After reaching consensus or the turn limit, a neutral agent (not assigned to either “side”) generates a structured synthesis:

  • Agreed points — What both agents converged on.
  • Disagreements — Where they diverged and why.
  • Key findings — Important discoveries from the collaboration.
  • Open questions — Unresolved items for you to consider.
  • Recommendation — The synthesized best approach.

Conflict Tracking

When both agents modify the same files, Waggle Mode tracks these conflicts:

  • A warning appears showing which files were modified by both agents.
  • This helps you identify areas that need manual review.

Approval in Waggle Mode

In Waggle Mode, tool execution is automatic (no per-tool approval prompts). This is by design — the multi-turn collaboration would be impractical if every tool call required manual approval.
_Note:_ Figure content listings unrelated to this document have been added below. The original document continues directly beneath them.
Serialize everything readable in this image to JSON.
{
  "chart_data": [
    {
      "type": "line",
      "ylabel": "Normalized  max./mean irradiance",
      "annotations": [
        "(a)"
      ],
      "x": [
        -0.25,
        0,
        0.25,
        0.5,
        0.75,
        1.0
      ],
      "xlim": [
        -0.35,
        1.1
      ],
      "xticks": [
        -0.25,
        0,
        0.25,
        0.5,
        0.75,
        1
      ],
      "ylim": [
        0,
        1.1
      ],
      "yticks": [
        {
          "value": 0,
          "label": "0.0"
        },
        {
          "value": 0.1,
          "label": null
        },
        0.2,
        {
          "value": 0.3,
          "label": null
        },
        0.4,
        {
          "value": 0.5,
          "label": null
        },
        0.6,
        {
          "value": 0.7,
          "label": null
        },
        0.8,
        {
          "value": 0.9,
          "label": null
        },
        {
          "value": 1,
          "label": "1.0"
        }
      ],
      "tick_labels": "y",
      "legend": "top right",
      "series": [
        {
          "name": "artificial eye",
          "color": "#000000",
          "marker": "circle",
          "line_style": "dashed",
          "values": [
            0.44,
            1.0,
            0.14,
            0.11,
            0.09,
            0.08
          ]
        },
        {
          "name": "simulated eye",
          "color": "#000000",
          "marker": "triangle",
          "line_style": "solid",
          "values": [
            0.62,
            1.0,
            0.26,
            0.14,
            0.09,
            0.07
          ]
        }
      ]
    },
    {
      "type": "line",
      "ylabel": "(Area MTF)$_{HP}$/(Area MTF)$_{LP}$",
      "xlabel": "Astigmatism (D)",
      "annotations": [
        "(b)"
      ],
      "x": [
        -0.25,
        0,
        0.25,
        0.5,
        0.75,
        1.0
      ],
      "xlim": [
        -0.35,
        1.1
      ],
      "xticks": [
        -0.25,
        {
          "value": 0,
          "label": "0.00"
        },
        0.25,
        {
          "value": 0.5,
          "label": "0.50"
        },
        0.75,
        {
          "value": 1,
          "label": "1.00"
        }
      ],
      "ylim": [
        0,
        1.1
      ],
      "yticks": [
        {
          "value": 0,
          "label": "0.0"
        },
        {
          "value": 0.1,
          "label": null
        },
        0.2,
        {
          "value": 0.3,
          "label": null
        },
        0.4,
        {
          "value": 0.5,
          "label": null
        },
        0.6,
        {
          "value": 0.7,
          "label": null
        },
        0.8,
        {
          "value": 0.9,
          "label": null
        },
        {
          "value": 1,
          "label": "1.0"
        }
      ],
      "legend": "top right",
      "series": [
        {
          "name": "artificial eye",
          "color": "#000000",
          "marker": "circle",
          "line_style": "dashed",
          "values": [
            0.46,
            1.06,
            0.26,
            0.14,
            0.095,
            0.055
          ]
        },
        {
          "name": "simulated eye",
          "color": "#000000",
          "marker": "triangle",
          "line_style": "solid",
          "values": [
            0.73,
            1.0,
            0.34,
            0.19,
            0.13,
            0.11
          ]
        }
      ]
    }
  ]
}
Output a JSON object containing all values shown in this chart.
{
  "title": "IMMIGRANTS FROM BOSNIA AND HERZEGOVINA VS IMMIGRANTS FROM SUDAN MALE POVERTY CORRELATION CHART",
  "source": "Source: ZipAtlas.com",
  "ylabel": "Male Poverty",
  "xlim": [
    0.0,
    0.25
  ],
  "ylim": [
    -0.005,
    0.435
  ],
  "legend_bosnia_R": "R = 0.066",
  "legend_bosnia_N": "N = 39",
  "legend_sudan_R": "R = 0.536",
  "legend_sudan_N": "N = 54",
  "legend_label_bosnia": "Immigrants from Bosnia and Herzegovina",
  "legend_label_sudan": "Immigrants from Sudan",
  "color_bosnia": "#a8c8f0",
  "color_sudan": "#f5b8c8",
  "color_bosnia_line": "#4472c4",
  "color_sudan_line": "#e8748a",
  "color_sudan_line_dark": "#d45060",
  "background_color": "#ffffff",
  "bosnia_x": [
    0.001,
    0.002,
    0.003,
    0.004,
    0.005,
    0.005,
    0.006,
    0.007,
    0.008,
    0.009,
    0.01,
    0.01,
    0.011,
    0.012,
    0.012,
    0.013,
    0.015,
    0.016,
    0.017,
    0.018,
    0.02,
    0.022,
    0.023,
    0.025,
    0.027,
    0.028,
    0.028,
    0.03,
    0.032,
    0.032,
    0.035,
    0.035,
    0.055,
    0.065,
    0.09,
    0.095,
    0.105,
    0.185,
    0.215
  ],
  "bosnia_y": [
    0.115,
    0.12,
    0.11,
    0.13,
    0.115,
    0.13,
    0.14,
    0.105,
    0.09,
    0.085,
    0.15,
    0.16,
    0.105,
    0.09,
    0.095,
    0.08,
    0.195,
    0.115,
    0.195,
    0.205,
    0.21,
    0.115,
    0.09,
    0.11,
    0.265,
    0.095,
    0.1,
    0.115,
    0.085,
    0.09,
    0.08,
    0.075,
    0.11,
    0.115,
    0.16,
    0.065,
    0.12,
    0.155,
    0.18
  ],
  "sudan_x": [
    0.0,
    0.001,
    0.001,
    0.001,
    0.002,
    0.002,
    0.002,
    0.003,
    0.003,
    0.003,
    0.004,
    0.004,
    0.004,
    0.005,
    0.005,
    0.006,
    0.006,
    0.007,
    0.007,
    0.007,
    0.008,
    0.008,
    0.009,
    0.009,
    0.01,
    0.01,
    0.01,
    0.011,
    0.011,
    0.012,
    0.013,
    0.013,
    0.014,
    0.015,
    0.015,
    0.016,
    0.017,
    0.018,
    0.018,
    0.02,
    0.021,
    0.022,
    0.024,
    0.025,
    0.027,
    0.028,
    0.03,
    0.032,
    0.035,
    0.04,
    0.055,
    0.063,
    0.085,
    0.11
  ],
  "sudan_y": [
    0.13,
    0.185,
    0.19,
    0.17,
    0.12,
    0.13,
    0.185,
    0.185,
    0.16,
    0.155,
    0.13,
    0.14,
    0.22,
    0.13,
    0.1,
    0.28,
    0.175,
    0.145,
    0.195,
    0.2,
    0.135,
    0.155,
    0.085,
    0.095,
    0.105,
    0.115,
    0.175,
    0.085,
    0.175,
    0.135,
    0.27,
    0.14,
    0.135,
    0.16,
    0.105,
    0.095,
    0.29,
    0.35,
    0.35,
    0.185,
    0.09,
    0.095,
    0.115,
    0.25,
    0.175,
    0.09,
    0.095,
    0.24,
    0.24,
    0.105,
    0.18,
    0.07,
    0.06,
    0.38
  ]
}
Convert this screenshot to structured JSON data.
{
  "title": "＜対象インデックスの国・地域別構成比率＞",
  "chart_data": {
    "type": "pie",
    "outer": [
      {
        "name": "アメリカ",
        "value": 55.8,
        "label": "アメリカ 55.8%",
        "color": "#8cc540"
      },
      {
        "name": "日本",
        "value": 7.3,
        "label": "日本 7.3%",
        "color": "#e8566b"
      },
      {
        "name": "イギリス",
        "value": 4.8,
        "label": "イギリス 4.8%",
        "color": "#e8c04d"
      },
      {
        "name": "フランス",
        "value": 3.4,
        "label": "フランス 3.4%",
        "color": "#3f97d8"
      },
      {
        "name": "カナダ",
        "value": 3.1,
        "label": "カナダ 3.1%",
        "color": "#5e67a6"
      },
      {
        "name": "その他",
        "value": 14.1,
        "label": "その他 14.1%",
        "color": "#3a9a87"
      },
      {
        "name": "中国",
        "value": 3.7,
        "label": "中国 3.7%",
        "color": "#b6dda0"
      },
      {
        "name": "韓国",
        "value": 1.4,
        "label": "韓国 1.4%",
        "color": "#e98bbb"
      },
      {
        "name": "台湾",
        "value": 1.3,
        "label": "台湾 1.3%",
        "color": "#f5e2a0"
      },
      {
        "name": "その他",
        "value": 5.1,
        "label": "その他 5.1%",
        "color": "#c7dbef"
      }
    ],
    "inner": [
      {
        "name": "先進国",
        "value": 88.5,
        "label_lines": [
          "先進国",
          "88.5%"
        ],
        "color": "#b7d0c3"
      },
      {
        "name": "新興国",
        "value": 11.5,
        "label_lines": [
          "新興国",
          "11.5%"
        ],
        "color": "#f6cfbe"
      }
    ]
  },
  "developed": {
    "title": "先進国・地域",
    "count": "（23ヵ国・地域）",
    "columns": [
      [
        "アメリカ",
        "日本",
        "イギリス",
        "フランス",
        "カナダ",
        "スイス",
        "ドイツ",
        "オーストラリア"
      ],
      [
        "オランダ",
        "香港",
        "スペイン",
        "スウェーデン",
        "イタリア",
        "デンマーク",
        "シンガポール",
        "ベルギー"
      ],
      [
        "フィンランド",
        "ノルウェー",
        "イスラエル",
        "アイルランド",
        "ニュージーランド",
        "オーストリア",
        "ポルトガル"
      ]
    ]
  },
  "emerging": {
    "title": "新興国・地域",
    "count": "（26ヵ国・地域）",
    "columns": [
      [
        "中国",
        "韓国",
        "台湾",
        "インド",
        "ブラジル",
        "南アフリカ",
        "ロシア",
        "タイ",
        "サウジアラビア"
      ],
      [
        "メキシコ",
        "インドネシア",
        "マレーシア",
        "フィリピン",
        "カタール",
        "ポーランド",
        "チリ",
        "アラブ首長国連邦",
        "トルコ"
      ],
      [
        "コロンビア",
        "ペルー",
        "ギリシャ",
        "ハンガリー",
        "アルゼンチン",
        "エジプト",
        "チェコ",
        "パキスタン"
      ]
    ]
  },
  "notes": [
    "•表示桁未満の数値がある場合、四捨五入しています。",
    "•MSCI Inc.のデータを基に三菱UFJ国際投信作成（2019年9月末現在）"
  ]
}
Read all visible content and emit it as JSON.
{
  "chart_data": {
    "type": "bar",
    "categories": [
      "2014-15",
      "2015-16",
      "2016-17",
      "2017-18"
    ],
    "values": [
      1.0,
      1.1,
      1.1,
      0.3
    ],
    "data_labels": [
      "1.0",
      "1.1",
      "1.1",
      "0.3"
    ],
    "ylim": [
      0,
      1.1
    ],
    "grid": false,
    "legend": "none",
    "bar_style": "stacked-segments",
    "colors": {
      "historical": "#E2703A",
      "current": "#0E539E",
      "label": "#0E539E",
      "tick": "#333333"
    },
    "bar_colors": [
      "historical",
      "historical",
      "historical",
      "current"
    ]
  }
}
The auto-approval is scoped only to the active Waggle session and uses a branded security token internally.

When to Use Waggle Mode

Waggle Mode works best for:

  • Code review — Have one agent write code and another review it.
  • Architecture decisions — Let two models debate trade-offs.
  • Bug investigation — Two perspectives on the same problem.
  • Refactoring — One agent proposes changes, another validates them.
  • Complex tasks — Problems that benefit from iterative refinement.

For simple, straightforward tasks, single-agent mode is usually faster and more efficient.